Monday 5 November 2012

The family lives of the great poems, part I

Since properly making their acquaintance, which was not really until my joyous days at Aberystwyth University, I've had a somewhat heterodox view of Keats' Odes. I prefer Melancholy and Autumn to those usually afforded the top two places in the Keats Premier Ode League, Nightingale and Grecian Urn.  Part of my problem with 'Urn' is the opening:


'Thou still unravish'd bride of quietness!
Thou foster-child of silence and slow time'

There is just too much relationship going on here for my inadequate brain to handle.  The poor Urn not only has unusual foster-parents but is sitting, twiddling its thumbs (or possibly wagging its handles) waiting for its marriage to the oddly-named 'Quietness' (surely a little too closely-related to Silence?) to be consummated.

Thinking again about the poem today, for no apparent reason other than that I'm working part-time in a call centre, and my mind is therefore not necessarily being stimulated by a constant round of creative and diverse challenges, I couldn't help but imagine the scene at the local council when  Silence and Slow Time were introduced by Social Services to their new foster-child.  Silence, of course, would not raise any objections, or would only do so through some kind of mime, while Slow Time would probably write a careful and beautifully-phrased letter of complaint once their new charge had grown up, left home and entered a state of less than fulfilled marital bliss with Quietness.
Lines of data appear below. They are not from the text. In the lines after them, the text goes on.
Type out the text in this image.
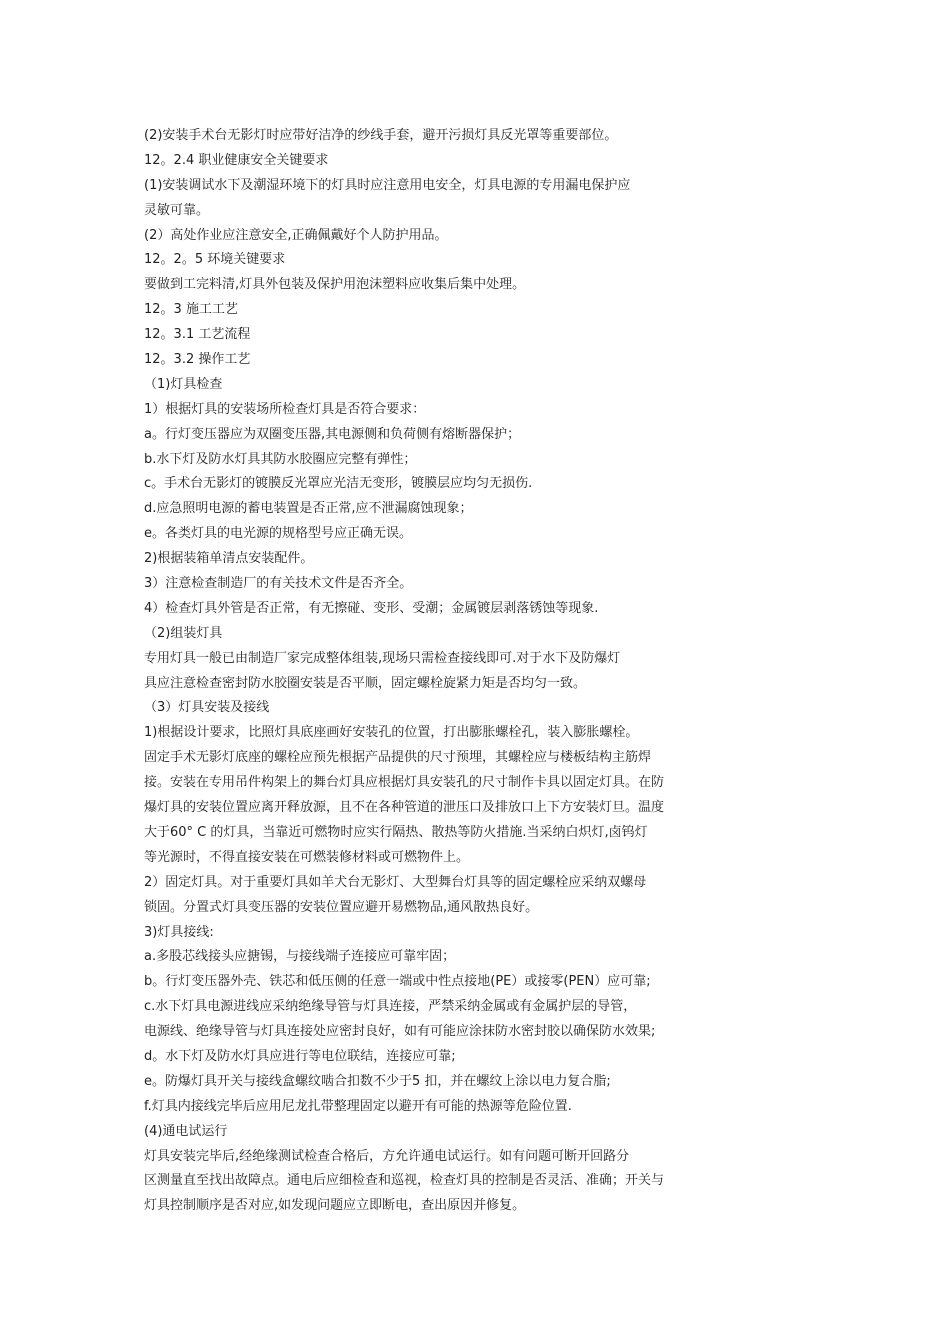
(2)安装手术台无影灯时应带好洁净的纱线手套，避开污损灯具反光罩等重要部位。
12。2.4 职业健康安全关键要求
(1)安装调试水下及潮湿环境下的灯具时应注意用电安全，灯具电源的专用漏电保护应
灵敏可靠。
(2）高处作业应注意安全,正确佩戴好个人防护用品。
12。2。5 环境关键要求
要做到工完料清,灯具外包装及保护用泡沫塑料应收集后集中处理。
12。3 施工工艺
12。3.1 工艺流程
12。3.2 操作工艺
（1)灯具检查
1）根据灯具的安装场所检查灯具是否符合要求：
a。行灯变压器应为双圈变压器,其电源侧和负荷侧有熔断器保护；
b.水下灯及防水灯具其防水胶圈应完整有弹性；
c。手术台无影灯的镀膜反光罩应光洁无变形，镀膜层应均匀无损伤.
d.应急照明电源的蓄电装置是否正常,应不泄漏腐蚀现象；
e。各类灯具的电光源的规格型号应正确无误。
2)根据装箱单清点安装配件。
3）注意检查制造厂的有关技术文件是否齐全。
4）检查灯具外管是否正常，有无擦碰、变形、受潮；金属镀层剥落锈蚀等现象.
（2)组装灯具
专用灯具一般已由制造厂家完成整体组装,现场只需检查接线即可.对于水下及防爆灯
具应注意检查密封防水胶圈安装是否平顺，固定螺栓旋紧力矩是否均匀一致。
（3）灯具安装及接线
1)根据设计要求，比照灯具底座画好安装孔的位置，打出膨胀螺栓孔，装入膨胀螺栓。
固定手术无影灯底座的螺栓应预先根据产品提供的尺寸预埋，其螺栓应与楼板结构主筋焊
接。安装在专用吊件构架上的舞台灯具应根据灯具安装孔的尺寸制作卡具以固定灯具。在防
爆灯具的安装位置应离开释放源，且不在各种管道的泄压口及排放口上下方安装灯旦。温度
大于60° C 的灯具，当靠近可燃物时应实行隔热、散热等防火措施.当采纳白炽灯,卤钨灯
等光源时，不得直接安装在可燃装修材料或可燃物件上。
2）固定灯具。对于重要灯具如羊犬台无影灯、大型舞台灯具等的固定螺栓应采纳双螺母
锁固。分置式灯具变压器的安装位置应避开易燃物品,通风散热良好。
3)灯具接线:
a.多股芯线接头应搪锡，与接线端子连接应可靠牢固；
b。行灯变压器外壳、铁芯和低压侧的任意一端或中性点接地(PE）或接零(PEN）应可靠;
c.水下灯具电源进线应采纳绝缘导管与灯具连接，严禁采纳金属或有金属护层的导管，
电源线、绝缘导管与灯具连接处应密封良好，如有可能应涂抹防水密封胶以确保防水效果;
d。水下灯及防水灯具应进行等电位联结，连接应可靠;
e。防爆灯具开关与接线盒螺纹啮合扣数不少于5 扣，并在螺纹上涂以电力复合脂;
f.灯具内接线完毕后应用尼龙扎带整理固定以避开有可能的热源等危险位置.
(4)通电试运行
灯具安装完毕后,经绝缘测试检查合格后，方允许通电试运行。如有问题可断开回路分
区测量直至找出故障点。通电后应细检查和巡视，检查灯具的控制是否灵活、准确；开关与
灯具控制顺序是否对应,如发现问题应立即断电，查出原因并修复。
I also imagine Silence berating - with appropriate hand gestures - Slow Time for having taken so long to fix the shed door, while the latter would reply that it wished Silence would speak up and that it had never heard the request in the first place.


And what would happen if Urn ever wished to seek out its biological parents?  The whole scenario is fraught with complications.







Aberystwyth, by the way, (which, I am proud to say, baffles Microsoft's spell-checking algorithm) provided both an idyllic landscape in which to live and study (although the town itself has, in a rather charming way, never quite disassociated itself from the 1940s) and an excellent English Literature course, more about which some other time.